The Miami Heat reached their third consecutive NBA Finals on Monday night thanks to the most intense performance of the series from everyone not named LeBron James.
Granted, the King still knocked down 32 points and grabbed 8 rebounds while holding Indiana’s Paul George to just 7 points on the night, but for once his teammates showed up in a significant enough manner to be mentioned as part of the story. In particular, the Heat crashed the boards with determination, outrebounding Indiana for only the second time in this series and by the largest margin yet, winning the glass 43-36.
Dwyane Wade, Chris Bosh and Chris Andersen combined for 22 of those boards and while the latter pair only provided 16 points between them, Wade and Ray Allen combined for 31 points and some timely buckets that helped bury the Pacers by halftime.
In truth, everyone on the Heat finally did their part. Norris Cole wasn’t a major factor, but his 8 points and 4 assists were enough of a presence in 20 minutes off the bench to keep the Miami boot on the Pacers necks. Mike Miller was useless shooting the ball, but he finished with a game high three steals that helped Miami create 21 Pacer turnovers on the night.
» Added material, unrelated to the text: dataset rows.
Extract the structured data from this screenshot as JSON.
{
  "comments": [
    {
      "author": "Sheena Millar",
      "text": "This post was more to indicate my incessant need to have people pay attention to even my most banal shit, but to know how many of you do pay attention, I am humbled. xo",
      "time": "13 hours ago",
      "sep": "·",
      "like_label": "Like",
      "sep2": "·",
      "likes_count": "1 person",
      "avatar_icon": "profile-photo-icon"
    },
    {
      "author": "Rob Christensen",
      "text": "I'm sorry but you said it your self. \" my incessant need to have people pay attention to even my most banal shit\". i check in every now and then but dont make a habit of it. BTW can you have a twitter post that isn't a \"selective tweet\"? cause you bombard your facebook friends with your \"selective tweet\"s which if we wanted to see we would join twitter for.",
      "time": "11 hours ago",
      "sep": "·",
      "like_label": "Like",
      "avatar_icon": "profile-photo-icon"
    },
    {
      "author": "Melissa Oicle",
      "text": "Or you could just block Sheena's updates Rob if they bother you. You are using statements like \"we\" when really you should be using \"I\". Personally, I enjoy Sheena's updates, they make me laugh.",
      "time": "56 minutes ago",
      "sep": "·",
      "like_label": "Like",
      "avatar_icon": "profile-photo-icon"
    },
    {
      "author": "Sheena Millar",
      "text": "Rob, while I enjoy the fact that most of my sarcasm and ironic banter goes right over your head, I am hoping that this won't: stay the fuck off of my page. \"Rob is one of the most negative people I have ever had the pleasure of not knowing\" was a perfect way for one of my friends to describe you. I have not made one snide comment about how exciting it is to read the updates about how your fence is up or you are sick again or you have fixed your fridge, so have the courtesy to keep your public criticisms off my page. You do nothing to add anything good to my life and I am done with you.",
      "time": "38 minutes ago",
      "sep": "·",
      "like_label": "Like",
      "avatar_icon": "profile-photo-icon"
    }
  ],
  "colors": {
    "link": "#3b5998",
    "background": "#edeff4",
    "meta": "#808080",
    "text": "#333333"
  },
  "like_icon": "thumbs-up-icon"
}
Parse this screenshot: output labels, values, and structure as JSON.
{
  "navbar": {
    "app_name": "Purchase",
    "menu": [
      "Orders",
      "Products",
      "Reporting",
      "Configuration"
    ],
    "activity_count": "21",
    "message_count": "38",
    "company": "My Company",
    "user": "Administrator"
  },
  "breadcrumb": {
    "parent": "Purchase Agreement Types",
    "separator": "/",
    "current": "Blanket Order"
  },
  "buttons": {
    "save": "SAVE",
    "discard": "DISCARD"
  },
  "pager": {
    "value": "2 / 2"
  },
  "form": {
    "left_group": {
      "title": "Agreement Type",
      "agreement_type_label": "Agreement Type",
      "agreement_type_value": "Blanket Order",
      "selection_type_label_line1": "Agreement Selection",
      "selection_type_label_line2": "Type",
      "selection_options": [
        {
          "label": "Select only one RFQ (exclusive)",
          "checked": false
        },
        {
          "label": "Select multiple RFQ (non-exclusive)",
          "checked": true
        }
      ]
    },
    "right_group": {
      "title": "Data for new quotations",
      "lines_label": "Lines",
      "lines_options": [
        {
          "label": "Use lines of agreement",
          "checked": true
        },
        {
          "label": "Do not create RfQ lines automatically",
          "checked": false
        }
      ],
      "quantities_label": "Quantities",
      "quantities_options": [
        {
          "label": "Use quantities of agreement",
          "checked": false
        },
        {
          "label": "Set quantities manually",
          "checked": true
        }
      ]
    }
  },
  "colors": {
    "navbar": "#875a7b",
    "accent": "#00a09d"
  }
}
Defensively, this game was a gem from the champions, shutting down that vaunted Indiana front court for the first time all series. Roy Hibbert and David West combined were cancelled out by James offensively, scoring 32 and grabbing just 14 rebounds. The Heat managed to get Hibbert in foul trouble, changing the way the Georgetown big man had to play and by the time the fourth quarter came, game seven was down to the formality of Miami finishing it off.
From the opening tip off, Miami had the championship posture. Suddenly, Wade’s injuries didn’t seem to be bothering him and Bosh was interested in acting like a power forward or center for once. Granted, he still didn’t add anything offensively in the paint, but then again, Eric Spoelstra doesn’t ask him to. The important thing is that he was there to rebound and he was there on defense. This was by far the most impressive display of dominance of this postseason from the Heat and it’s because James had the help he needs to win a title.
The Heat proved their point in game seven about what kind of team they are, but the big question of can the rest of them play like that in every game of the NBA Finals still looms. The San Antonio Spurs can, because they play like that every night they take the floor. While Indiana was a good story and did well to push the series with Miami as far as they did, the Heat ensured with last night’s victory that the NBA Finals will be the most compelling it can be. Four time champions against defending champions, Tim Duncan vs LeBron. The original big three of Manu Ginobili, Tony Parker and Duncan vs Wade, Bosh and the King, does it really get better than that?
You have to love game sevens, but last night failed in the drama department and certainly paled in comparison to what we’re about to witness.